A sorrow from which time has taken much of the piercing pain will come again to a quiet Winston-Salem woman who will look back 25 years to the night when one of the greatest tragedies of the sea left her a widow.
On April 12, 1912 [sic] proudly slicing her way through the Atlantic Ocean on her maiden voyage, with the word of the ship-builders still echoing the belief that she was unsinkable, the Titanic ployed [sic] into an iceberg.
After half a night, in which the confidence in the safety of the ship among the passengers and crew grew gradually into a horrible realisation that she was sinking, the Titanic went down with more than 1500 persons still abroad, and 711 others bobbing about in lifeboats and clinging to wreckage.

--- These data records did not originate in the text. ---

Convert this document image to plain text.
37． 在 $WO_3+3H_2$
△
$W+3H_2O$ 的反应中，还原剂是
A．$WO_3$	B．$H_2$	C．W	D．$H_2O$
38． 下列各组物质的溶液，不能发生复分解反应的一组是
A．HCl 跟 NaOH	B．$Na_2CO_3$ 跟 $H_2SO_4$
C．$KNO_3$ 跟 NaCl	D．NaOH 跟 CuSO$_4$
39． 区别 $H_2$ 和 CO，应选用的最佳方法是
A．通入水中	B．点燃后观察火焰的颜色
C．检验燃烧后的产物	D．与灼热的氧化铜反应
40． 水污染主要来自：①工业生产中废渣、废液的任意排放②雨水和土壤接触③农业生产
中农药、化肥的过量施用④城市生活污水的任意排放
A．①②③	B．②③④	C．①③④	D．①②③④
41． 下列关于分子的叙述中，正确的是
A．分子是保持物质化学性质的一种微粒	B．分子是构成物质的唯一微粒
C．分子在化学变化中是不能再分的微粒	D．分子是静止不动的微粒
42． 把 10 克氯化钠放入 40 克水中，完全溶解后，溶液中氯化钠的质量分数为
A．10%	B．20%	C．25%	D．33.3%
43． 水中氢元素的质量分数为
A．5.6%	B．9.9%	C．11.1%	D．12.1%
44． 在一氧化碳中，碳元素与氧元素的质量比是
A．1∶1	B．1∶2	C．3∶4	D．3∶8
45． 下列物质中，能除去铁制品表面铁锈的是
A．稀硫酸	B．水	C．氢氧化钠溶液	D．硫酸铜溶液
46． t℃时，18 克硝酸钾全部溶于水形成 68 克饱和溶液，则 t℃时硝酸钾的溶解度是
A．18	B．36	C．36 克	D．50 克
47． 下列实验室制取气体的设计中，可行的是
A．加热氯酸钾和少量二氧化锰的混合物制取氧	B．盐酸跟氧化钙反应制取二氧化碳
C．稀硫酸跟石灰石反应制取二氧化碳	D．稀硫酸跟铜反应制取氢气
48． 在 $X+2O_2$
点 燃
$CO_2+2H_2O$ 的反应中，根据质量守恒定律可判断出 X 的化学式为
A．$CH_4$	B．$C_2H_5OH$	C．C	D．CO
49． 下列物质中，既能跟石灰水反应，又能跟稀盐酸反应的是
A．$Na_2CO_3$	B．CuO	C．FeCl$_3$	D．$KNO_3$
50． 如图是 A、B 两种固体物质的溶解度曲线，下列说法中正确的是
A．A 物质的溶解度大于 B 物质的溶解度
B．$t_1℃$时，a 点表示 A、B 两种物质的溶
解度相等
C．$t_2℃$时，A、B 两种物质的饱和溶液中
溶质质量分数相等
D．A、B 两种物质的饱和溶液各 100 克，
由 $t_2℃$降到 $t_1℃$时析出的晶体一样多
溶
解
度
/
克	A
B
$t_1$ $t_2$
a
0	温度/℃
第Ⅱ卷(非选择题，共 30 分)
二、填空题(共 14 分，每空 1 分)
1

The 711 others were those found by rescue ships and saved from death in the grim and cold ocean.
One of those not saved was a 28 year old North Carolinian, John Burns.
He was superintendent of the ship's laundry, a proud job newly earned. He had been a laundryman between sea trips at Chadbourne, NC
When the tragic news came out of the night by wireless, Mrs Luella Burns, wife of the ship's laundry operator, looks down at two and a half-year-old John Shelton Burns and at her tiny daughter.
She was one of the hundreds of widows around the world mourned that night.
Four years after that night she came to Winston-Salem.
The tiny daughter has grown up.
She is Mrs P.L. Yates of 2020 Charles Street, Winston-Salem.
Mrs Luella Burns, the widow, lives at 124 Liberty Street.
John Shelton Burns is a resident of Greensboro.